The TES, which is an endocrine society, I think they just posted new guidelines, but it’s more or less the same value, 300. The disagreement here, too. On the Europeans 350 and believe it or not, there is a group of experts that got together in 2014, it’s the high prescribers, doctors have a lot of experience that agreed that anything under 400 nanograms is considered low.

There’s no agreement. Insurance companies vary, too, when it comes to approval of testosterone therapies. Most of them are going now by 300 to 350. You also have to have the symptoms and the lab test that proves that. For clinics that do not take insurance, cash-based clinics, they tend to be a little bit more flexible when it comes to testosterone blood levels, up to 500 nanograms if you have symptoms of low testosterone. It depends obviously whether or not you’re going to be getting products that are paid by your insurance company or if you’re going to be using, or instance, a compounding pharmacy. I’ll be explaining what compounding pharmacies do and what different changes in the industry are as we speak.

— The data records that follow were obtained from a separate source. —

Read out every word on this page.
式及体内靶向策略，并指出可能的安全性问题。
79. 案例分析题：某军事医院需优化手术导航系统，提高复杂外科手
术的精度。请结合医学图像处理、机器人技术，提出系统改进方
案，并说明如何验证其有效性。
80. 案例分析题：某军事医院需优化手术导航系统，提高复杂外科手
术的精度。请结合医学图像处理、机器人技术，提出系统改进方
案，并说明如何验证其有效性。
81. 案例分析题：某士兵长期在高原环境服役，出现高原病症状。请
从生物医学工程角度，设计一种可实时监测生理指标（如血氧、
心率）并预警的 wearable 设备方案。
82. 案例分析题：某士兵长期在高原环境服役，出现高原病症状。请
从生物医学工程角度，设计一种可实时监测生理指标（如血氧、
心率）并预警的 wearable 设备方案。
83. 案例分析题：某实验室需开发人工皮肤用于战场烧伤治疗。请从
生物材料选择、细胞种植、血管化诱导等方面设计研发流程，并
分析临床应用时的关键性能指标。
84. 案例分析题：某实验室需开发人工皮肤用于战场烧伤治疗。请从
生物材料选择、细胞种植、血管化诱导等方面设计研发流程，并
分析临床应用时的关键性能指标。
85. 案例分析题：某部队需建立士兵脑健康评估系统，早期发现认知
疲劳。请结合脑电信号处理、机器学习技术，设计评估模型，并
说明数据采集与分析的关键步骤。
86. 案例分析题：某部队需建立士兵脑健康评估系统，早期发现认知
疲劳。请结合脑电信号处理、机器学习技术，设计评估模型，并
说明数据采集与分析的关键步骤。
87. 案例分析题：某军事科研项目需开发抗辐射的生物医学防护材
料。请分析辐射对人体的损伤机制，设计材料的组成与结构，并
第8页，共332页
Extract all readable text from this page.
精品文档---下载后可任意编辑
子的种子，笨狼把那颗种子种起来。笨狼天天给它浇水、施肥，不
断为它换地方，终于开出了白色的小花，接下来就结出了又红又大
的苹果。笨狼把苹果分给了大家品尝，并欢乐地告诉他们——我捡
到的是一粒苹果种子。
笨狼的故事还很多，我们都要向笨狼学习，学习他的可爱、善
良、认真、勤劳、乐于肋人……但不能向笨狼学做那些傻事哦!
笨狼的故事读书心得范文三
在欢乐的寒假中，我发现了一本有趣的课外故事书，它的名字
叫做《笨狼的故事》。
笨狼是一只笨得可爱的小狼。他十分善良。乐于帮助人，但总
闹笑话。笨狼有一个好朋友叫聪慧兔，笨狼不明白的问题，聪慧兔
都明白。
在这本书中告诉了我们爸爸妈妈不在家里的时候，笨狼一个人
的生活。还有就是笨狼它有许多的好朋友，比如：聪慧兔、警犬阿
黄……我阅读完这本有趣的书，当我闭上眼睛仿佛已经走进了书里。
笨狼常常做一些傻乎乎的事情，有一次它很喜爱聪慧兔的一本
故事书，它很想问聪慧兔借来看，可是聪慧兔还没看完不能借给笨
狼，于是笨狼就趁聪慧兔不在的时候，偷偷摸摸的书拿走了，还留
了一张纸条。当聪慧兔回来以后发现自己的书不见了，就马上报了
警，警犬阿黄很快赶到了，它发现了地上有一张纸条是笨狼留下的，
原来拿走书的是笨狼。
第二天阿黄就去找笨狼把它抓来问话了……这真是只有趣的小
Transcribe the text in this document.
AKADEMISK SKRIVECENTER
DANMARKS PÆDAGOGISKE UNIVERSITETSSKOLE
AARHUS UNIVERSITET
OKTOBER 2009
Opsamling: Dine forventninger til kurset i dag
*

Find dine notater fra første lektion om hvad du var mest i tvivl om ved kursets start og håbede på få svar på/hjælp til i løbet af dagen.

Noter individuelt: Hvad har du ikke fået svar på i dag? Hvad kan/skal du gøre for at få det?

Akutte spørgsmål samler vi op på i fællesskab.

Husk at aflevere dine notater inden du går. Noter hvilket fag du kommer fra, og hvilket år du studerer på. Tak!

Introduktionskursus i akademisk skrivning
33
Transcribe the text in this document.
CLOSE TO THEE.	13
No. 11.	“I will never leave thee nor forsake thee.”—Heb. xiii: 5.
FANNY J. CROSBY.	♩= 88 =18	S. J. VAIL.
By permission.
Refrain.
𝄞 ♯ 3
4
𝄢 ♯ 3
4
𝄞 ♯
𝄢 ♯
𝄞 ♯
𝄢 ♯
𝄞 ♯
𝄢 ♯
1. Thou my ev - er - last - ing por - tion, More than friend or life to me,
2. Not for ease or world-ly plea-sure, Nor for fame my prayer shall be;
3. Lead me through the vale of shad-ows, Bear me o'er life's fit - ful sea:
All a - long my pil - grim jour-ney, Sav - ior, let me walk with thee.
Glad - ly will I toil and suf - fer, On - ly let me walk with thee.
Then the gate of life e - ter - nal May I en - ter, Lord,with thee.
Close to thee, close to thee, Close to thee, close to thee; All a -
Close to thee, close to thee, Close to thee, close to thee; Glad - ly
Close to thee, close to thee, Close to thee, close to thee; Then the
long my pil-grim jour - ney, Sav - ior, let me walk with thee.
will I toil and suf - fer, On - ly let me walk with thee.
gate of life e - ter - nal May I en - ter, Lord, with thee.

I also reviewed a few studies. I didn’t write the references here because there are too many, but you can go to excelmale.com. I have this information and references. But these are different studies that have linked different levels of testosterone and risks of different pathologies or diseases or issues or health issues. Less than 450, the study linked that to a risk of the increased metabolic syndrome, which is an increase in fat mass, waist circumstance, low HDL, hydro glycerides, et cetera.

Less than 400 in another study linked to venous leakage, which is internal penile damage that affects erectile function. Less than 350, a study linked that to increased death risk and anemia risk. Less than 300, lower libido, weight gain, and diabetes risk increased. Less than 300 increase risk of fractures, memory related issues and depression, risk increases. Less than 250 in another study, increase arterial plaque and decreased sleep quality. Less than 235 in another study, hardening of the arteries and less than 200, a decrease in morning erections. Less than 150, increase inflammation.

As you can tell, 300 or so, 350, 300, it’s kind of a midpoint in all this data. It makes sense so far. What the guidelines have been saying is not far off from what studies are showing when it comes to increased risks of different health issues.